Was vielleicht auch daran liegt, dass Peru ständig zu neuen Entdeckungen reizt. Auf einer für südamerikanische Verhältnisse kleinen Fläche – aber immer noch der vierfachen Größe Deutschlands – wechseln sich gleich drei extrem gegensätzliche Landschaften ab: Lima und die Küstenregion liegen erstaunlicherweise in der Wüste, weil die Wolken auf der anderen Seite der Anden abregnen, im fast undurchdringlichen Regenwald am Amazonas. Zwischen den beiden Klimazonen ragen die Berge fast sieben Kilometer hoch in den Himmel – am Gipfelkreuz der Zugspitze hätte man also noch nicht einmal die Hälfte der Höhenmeter hinter sich. Trotz der Nähe zum Äquator kann es im Gebirge mit unter 10 Grad recht kühl werden, tropisch fühlt es sich auf rund 3.000 Metern Höhe jedenfalls nicht an.

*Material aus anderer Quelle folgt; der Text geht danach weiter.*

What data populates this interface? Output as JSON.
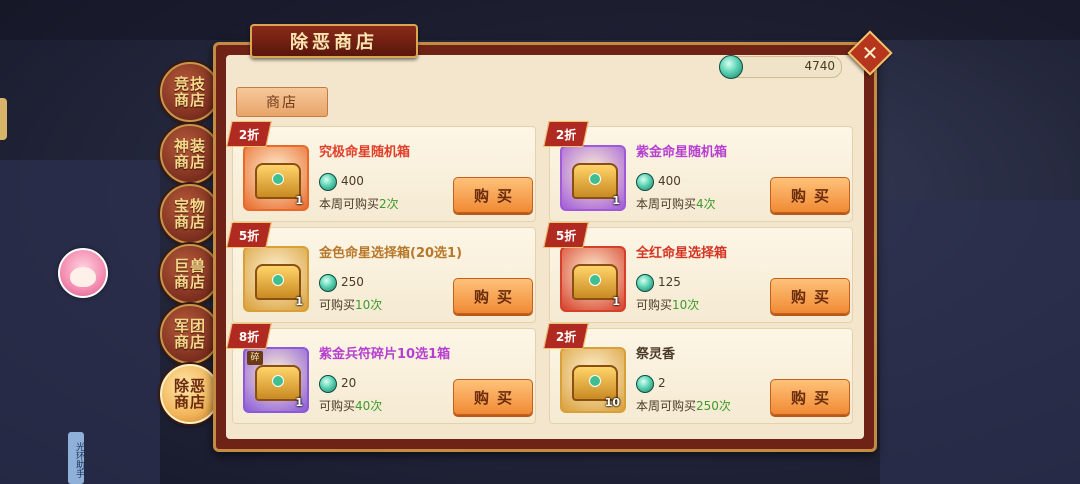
{
  "title": "除恶商店",
  "currency": {
    "amount": "4740",
    "icon": "jade-gem-icon"
  },
  "shop_tab": "商店",
  "side_tabs": [
    {
      "label": "竞技商店",
      "active": false
    },
    {
      "label": "神装商店",
      "active": false
    },
    {
      "label": "宝物商店",
      "active": false
    },
    {
      "label": "巨兽商店",
      "active": false
    },
    {
      "label": "军团商店",
      "active": false
    },
    {
      "label": "除恶商店",
      "active": true
    }
  ],
  "helper_label": "光环助手",
  "buy_label": "购买",
  "items": [
    {
      "discount": "2折",
      "name": "究极命星随机箱",
      "name_color": "#e0402a",
      "price": "400",
      "limit_prefix": "本周可购买",
      "limit_count": "2次",
      "count": "1",
      "frame": "#e86a2a"
    },
    {
      "discount": "2折",
      "name": "紫金命星随机箱",
      "name_color": "#b63fd0",
      "price": "400",
      "limit_prefix": "本周可购买",
      "limit_count": "4次",
      "count": "1",
      "frame": "#a05ad8"
    },
    {
      "discount": "5折",
      "name": "金色命星选择箱(20选1)",
      "name_color": "#b8782a",
      "price": "250",
      "limit_prefix": "可购买",
      "limit_count": "10次",
      "count": "1",
      "frame": "#d9a03a"
    },
    {
      "discount": "5折",
      "name": "全红命星选择箱",
      "name_color": "#d63422",
      "price": "125",
      "limit_prefix": "可购买",
      "limit_count": "10次",
      "count": "1",
      "frame": "#d6402a"
    },
    {
      "discount": "8折",
      "name": "紫金兵符碎片10选1箱",
      "name_color": "#b63fd0",
      "price": "20",
      "limit_prefix": "可购买",
      "limit_count": "40次",
      "count": "1",
      "frame": "#8a5ad8",
      "badge": "碎"
    },
    {
      "discount": "2折",
      "name": "祭灵香",
      "name_color": "#4a3a25",
      "price": "2",
      "limit_prefix": "本周可购买",
      "limit_count": "250次",
      "count": "10",
      "frame": "#d9a03a"
    }
  ]
}
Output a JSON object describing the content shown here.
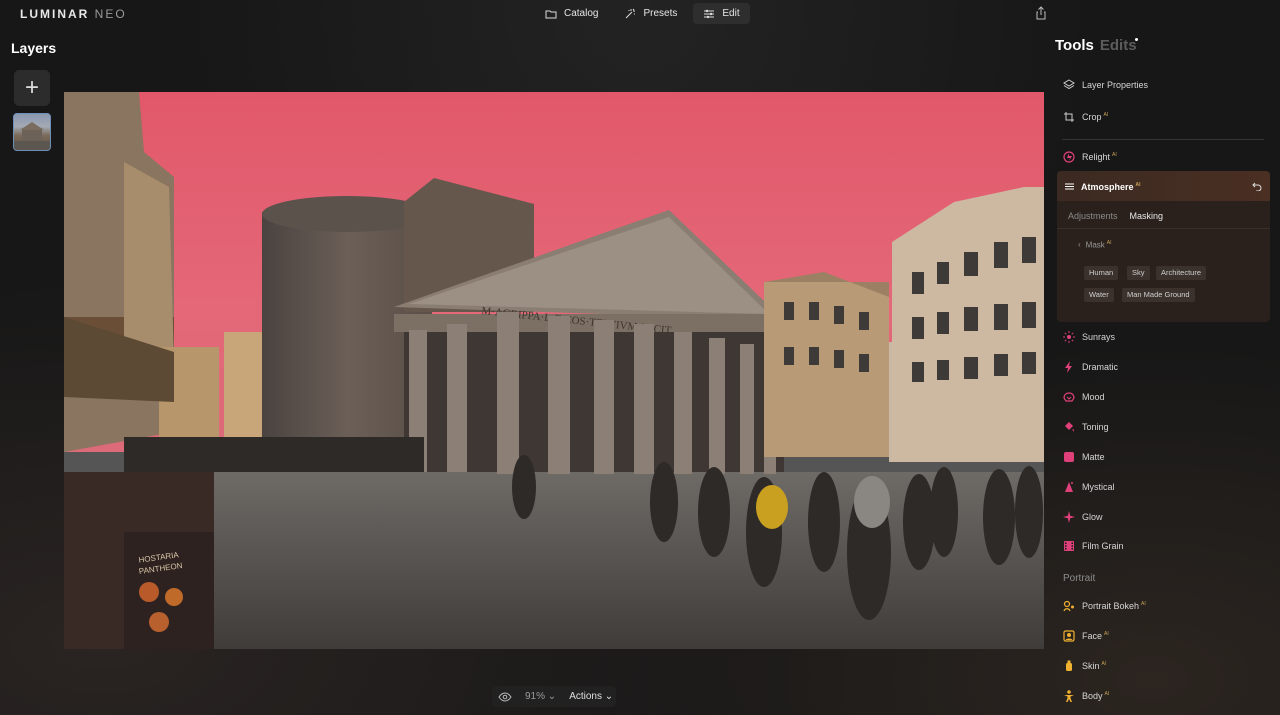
{
  "app": {
    "logo_main": "LUMINAR",
    "logo_sub": "NEO"
  },
  "topnav": {
    "catalog": "Catalog",
    "presets": "Presets",
    "edit": "Edit"
  },
  "layers": {
    "title": "Layers",
    "add_label": "+"
  },
  "bottombar": {
    "zoom": "91%",
    "actions": "Actions"
  },
  "panel": {
    "tab_tools": "Tools",
    "tab_edits": "Edits",
    "ai_badge": "AI",
    "tools_top": [
      {
        "label": "Layer Properties",
        "icon": "layers-icon"
      },
      {
        "label": "Crop",
        "icon": "crop-icon"
      }
    ],
    "relight": "Relight",
    "atmosphere": {
      "title": "Atmosphere",
      "subtab_adjustments": "Adjustments",
      "subtab_masking": "Masking",
      "mask_label": "Mask",
      "chips": [
        "Human",
        "Sky",
        "Architecture",
        "Water",
        "Man Made Ground"
      ]
    },
    "tools_creative": [
      "Sunrays",
      "Dramatic",
      "Mood",
      "Toning",
      "Matte",
      "Mystical",
      "Glow",
      "Film Grain"
    ],
    "portrait_section": "Portrait",
    "tools_portrait": [
      "Portrait Bokeh",
      "Face",
      "Skin",
      "Body"
    ],
    "accent_color": "#e0407a"
  },
  "photo": {
    "inscription": "M·AGRIPPA·L·F·COS·TERTIVM·FECIT",
    "sign_line1": "HOSTARIA",
    "sign_line2": "PANTHEON"
  }
}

Nicht nur kalt ist es so weit oben, auch die Luft wird dünn. Ein paar hundert Meter zu Fuß, und den Ungeübten schwindet der Atem, Treppenstufen werden zur echten Anstrengung. Wer aber Zeit hat, sich an die Höhe zu gewöhnen, kann tolle Wanderungen unternehmen, etwa in die Ruinenstadt Machu Picchu, wo sich das Erbe der Inka am intensivsten erfahren lässt. Beeindruckend sind auch die Märkte, die hier, in der kargen Landschaft, mindestens so bunt sind wie in Lima. Riesige Zwiebeln haben die Marktfrauen zum Beispiel im kleinen Ort Chinchero im Angebot, Kohlköpfe und bergeweise Zitronen und Orangen, Blumen und Kräuter wie Petersilie und Koriander.

Foto: Tobias Sauer

Foto: Tobias Sauer

Foto: Tobias Sauer

Foto: Tobias Sauer

Foto: Tobias Sauer

Foto: Tobias Sauer

Foto: Tobias Sauer

Foto: Tobias Sauer

Die Gegend profitiert vom alten Handelsstraßennetz, das die Inka anlegen ließen, um ihre Hauptstadt Cusco zu versorgen. Noch heute hat sich die einst blühende Stadt eine kosmopolitische Stimmung bewahrt. Altamerikanische und europäische Kulturen befruchten sich nach wie vor gegenseitig und ergeben immer wieder Neues. Für Andrés, der in Cusco gemeinsam mit seinem Freund Carlos das Restaurant und Gästehaus Fallen Angel betreibt, ist das beinahe selbstverständlich. „Wir leben in einer globalen Welt,“ sagt Andrés, „die Distanzen werden kleiner. Also transformieren wir die Trends, kombinieren sie mit Lokalem.“ Den Anfang machen sie in ihrem eigenen Haus: Im kleinen überdachten Innenhof des „Fallen Angel“ begrüßt eine riesige Statue die Gäste, moderne Kunst ist in jedem der individuell eingerichteten Räume zu finden. Die meisten Künstler kommen zwar aus der Gegend, sind aber alles andere als provinziell. Schon seit Jahrhunderten bringen Kunstschaffende vielfältige Einflüsse nach Cusco. „Die Stadt steckt voller Geschichten“, sagt Carlos und verweist etwa auf die Mischung verschiedener Baustile, die viele repräsentative Gebäude der Stadt charakterisieren. Kirchen sind da in Inka-Paläste hineingebaut, deren Vergangenheit man an den riesigen Steinblöcken erkennen kann, die ohne Mörtel passgenau aufeinandergesetzt wurden – eine architektonische Meisterleistung. Auf Gemälden wird die christliche Jungfrau Maria dargestellt mit allen Insignien der alten Berggötter. Und Jesus und seine Jünger genießen auf einem weiteren Bild in der Kathedrale von Cusco das letzte Abendmahl auf äußerst überraschende Weise: Nicht Brot wird hier gebrochen, sondern ein fettes, knusprig gebratenes Meerschweinchen verspeist. Wer darauf anschließend ebenfalls Lust bekommen hat, kann sich die lokale Delikatesse in vielen Restaurants übrigens problemlos bestellen. Und wenn einen Peru erst dazu verführt hat – spätestens dann muss es wirklich wahre Liebe sein!